Martha made the slow effort to shake her head, then to open her mouth and swallow.

"There was a break-in, you see, here at our house. I don't know how the person got in, nor why the systems didn't go off, or why poor Garm wasn't alerted. But he wasn't. Neither was I – I'm too old, too deaf – and I think it was your brother Damien who must have heard something, perhaps the glass of the back door being broken, and got you to go downstairs with him. And then I believe the intruder must have panicked. After all, it can't be easy, to be standing alone in the dark of someone else's kitchen. A gun going off – that was what woke
me
, and by the time I got downstairs the intruder had fled and poor Damien was past any kind of help, although at least I know he didn't suffer. And poor Garm, of course, proved to be no use at all, and I had him reformatted and sold. But then, you never did like him much, did you? I thought you were lost to me as well for a while, Martha, what with the damage that bullet had inflicted to your head. But you're here and alive and so am I and for that I'm incredibly, impossibly grateful… We've spilled a bit there, though, haven't we? Hold on, I'll get a cloth…"

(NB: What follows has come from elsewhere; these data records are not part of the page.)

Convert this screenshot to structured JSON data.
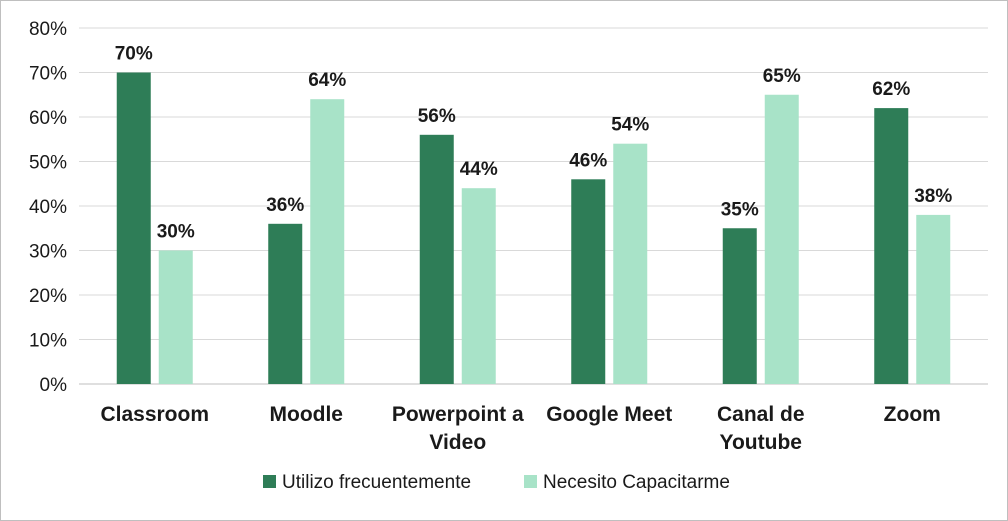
{
  "chart_data": {
    "type": "bar",
    "categories": [
      [
        "Classroom"
      ],
      [
        "Moodle"
      ],
      [
        "Powerpoint a",
        "Video"
      ],
      [
        "Google Meet"
      ],
      [
        "Canal de",
        "Youtube"
      ],
      [
        "Zoom"
      ]
    ],
    "series": [
      {
        "name": "Utilizo frecuentemente",
        "color": "#2e7d57",
        "values": [
          70,
          36,
          56,
          46,
          35,
          62
        ],
        "labels": [
          "70%",
          "36%",
          "56%",
          "46%",
          "35%",
          "62%"
        ]
      },
      {
        "name": "Necesito Capacitarme",
        "color": "#a8e3c8",
        "values": [
          30,
          64,
          44,
          54,
          65,
          38
        ],
        "labels": [
          "30%",
          "64%",
          "44%",
          "54%",
          "65%",
          "38%"
        ]
      }
    ],
    "y_ticks": [
      "0%",
      "10%",
      "20%",
      "30%",
      "40%",
      "50%",
      "60%",
      "70%",
      "80%"
    ],
    "ylim": [
      0,
      80
    ],
    "grid": true,
    "legend_position": "bottom",
    "title": "",
    "xlabel": "",
    "ylabel": ""
  }
}
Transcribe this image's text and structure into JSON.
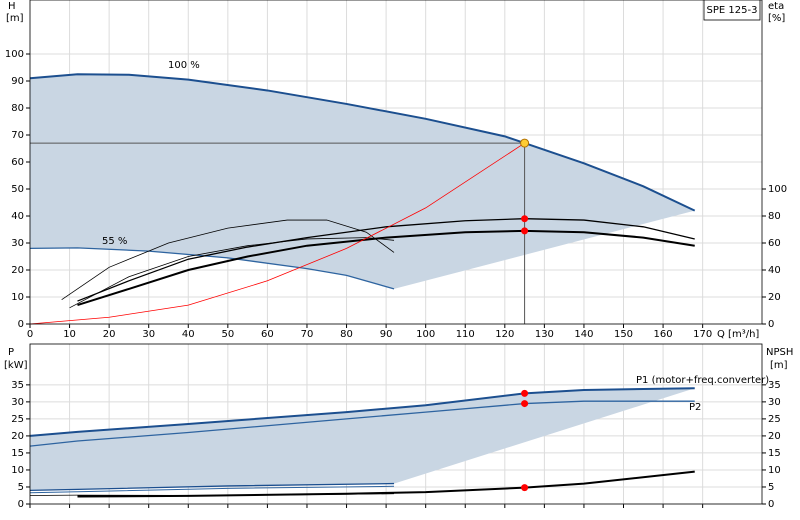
{
  "chart_data": [
    {
      "type": "line",
      "title": "SPE 125-3",
      "x_label": "Q [m³/h]",
      "y_label": "H",
      "y_unit": "[m]",
      "y2_label": "eta",
      "y2_unit": "[%]",
      "xlim": [
        0,
        185
      ],
      "xticks": [
        0,
        10,
        20,
        30,
        40,
        50,
        60,
        70,
        80,
        90,
        100,
        110,
        120,
        130,
        140,
        150,
        160,
        170
      ],
      "ylim": [
        0,
        120
      ],
      "yticks": [
        0,
        10,
        20,
        30,
        40,
        50,
        60,
        70,
        80,
        90,
        100
      ],
      "y2lim": [
        0,
        240
      ],
      "y2ticks": [
        0,
        20,
        40,
        60,
        80,
        100
      ],
      "grid": true,
      "series": [
        {
          "name": "100 %",
          "color": "#1c4f8f",
          "width": 2,
          "x": [
            0,
            12,
            25,
            40,
            60,
            80,
            100,
            120,
            125,
            140,
            155,
            168
          ],
          "values": [
            91,
            92.5,
            92.3,
            90.5,
            86.5,
            81.5,
            76,
            69.5,
            67,
            59.5,
            51,
            42
          ]
        },
        {
          "name": "55 %",
          "color": "#2e64a0",
          "width": 1.3,
          "x": [
            0,
            12,
            30,
            50,
            70,
            80,
            92
          ],
          "values": [
            28,
            28.2,
            27,
            24.5,
            20.5,
            18,
            13
          ]
        },
        {
          "color": "#000000",
          "width": 2,
          "axis": "y2",
          "x": [
            12,
            25,
            40,
            55,
            70,
            90,
            110,
            125,
            140,
            155,
            168
          ],
          "values": [
            14,
            26,
            40,
            50,
            58,
            64,
            68,
            69,
            68,
            64,
            58
          ]
        },
        {
          "color": "#000000",
          "width": 1.3,
          "axis": "y2",
          "x": [
            12,
            25,
            40,
            55,
            70,
            90,
            110,
            125,
            140,
            155,
            168
          ],
          "values": [
            17,
            32,
            48,
            57,
            64,
            72,
            76.5,
            78,
            77,
            72,
            63
          ]
        },
        {
          "color": "#000000",
          "width": 0.8,
          "axis": "y2",
          "x": [
            8,
            20,
            35,
            50,
            65,
            75,
            85,
            92
          ],
          "values": [
            18,
            42,
            60,
            71,
            77,
            77,
            68,
            53
          ]
        },
        {
          "color": "#000000",
          "width": 0.8,
          "axis": "y2",
          "x": [
            10,
            25,
            40,
            55,
            70,
            85,
            92
          ],
          "values": [
            12,
            35,
            50,
            58,
            63,
            64,
            62
          ]
        },
        {
          "color": "#ff0000",
          "width": 0.8,
          "x": [
            0,
            20,
            40,
            60,
            80,
            100,
            125
          ],
          "values": [
            0,
            2.5,
            7,
            16,
            28,
            43,
            67
          ]
        }
      ],
      "markers": [
        {
          "x": 125,
          "y": 78,
          "axis": "y2",
          "color": "#ff0000"
        },
        {
          "x": 125,
          "y": 69,
          "axis": "y2",
          "color": "#ff0000"
        }
      ],
      "operating_point": {
        "x": 125,
        "y": 67,
        "color": "#ffcc33"
      }
    },
    {
      "type": "line",
      "y_label": "P",
      "y_unit": "[kW]",
      "y2_label": "NPSH",
      "y2_unit": "[m]",
      "xlim": [
        0,
        185
      ],
      "ylim": [
        0,
        47
      ],
      "yticks": [
        0,
        5,
        10,
        15,
        20,
        25,
        30,
        35
      ],
      "y2lim": [
        0,
        47
      ],
      "y2ticks": [
        0,
        5,
        10,
        15,
        20,
        25,
        30,
        35
      ],
      "grid": true,
      "series": [
        {
          "name": "P1 (motor+freq.converter)",
          "color": "#1c4f8f",
          "width": 2,
          "x": [
            0,
            12,
            40,
            80,
            100,
            125,
            140,
            168
          ],
          "values": [
            20,
            21.2,
            23.5,
            27,
            29,
            32.5,
            33.5,
            34
          ]
        },
        {
          "name": "P2",
          "color": "#2e64a0",
          "width": 1.3,
          "x": [
            0,
            12,
            40,
            80,
            100,
            125,
            140,
            168
          ],
          "values": [
            17,
            18.5,
            21,
            25,
            27,
            29.5,
            30.2,
            30.2
          ]
        },
        {
          "color": "#1c4f8f",
          "width": 1.3,
          "x": [
            0,
            12,
            50,
            92
          ],
          "values": [
            4,
            4.3,
            5.3,
            6
          ]
        },
        {
          "color": "#2e64a0",
          "width": 1,
          "x": [
            0,
            12,
            50,
            92
          ],
          "values": [
            3.3,
            3.6,
            4.6,
            5.2
          ]
        },
        {
          "color": "#000000",
          "width": 2,
          "axis": "y2",
          "x": [
            12,
            40,
            80,
            100,
            125,
            140,
            168
          ],
          "values": [
            2.2,
            2.4,
            3,
            3.5,
            4.8,
            6,
            9.5
          ]
        },
        {
          "color": "#000000",
          "width": 0.8,
          "axis": "y2",
          "x": [
            0,
            12,
            50,
            92
          ],
          "values": [
            2.5,
            2.6,
            2.5,
            3
          ]
        }
      ],
      "markers": [
        {
          "x": 125,
          "y": 32.5,
          "color": "#ff0000"
        },
        {
          "x": 125,
          "y": 29.5,
          "color": "#ff0000"
        },
        {
          "x": 125,
          "y": 4.8,
          "axis": "y2",
          "color": "#ff0000"
        }
      ]
    }
  ]
}
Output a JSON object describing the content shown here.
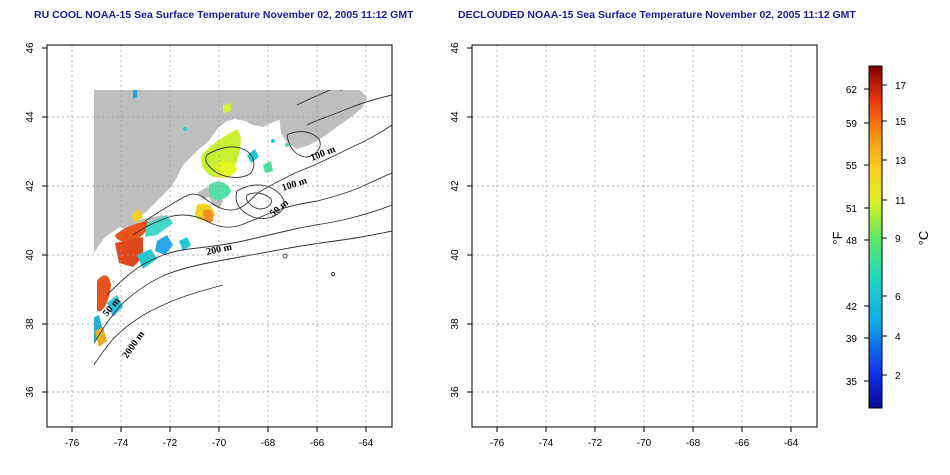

Eventually, Martha learned how to sit up unaided, and to spoon, chew and swallow her own food. It was a slow process. Through several sleepless years, as her father grew withered and exhausted from wiping her arse and changing the sheets and tending the machines, she learned how to walk and talk and returned to some kind of living. He never left her. He never let go. He never relented. He was a sunken smile and tired eyes. He was the stooped back that lifted her and hands which were always willing to hold. He never spared the time or energy for any feelings of rage, or such abstract concepts as retribution, although he surely knew who was responsible for the destruction of his family, and had sufficient evidence to prove it, even in days when justice was about as reliable as the power grid and the police were privatised crooks. Karl Yann slunk off toward the sunrise of this bright new world, whilst Martha Chauhan's father's heart gave out from grief and exhaustion, and she was left empty, damaged and alone.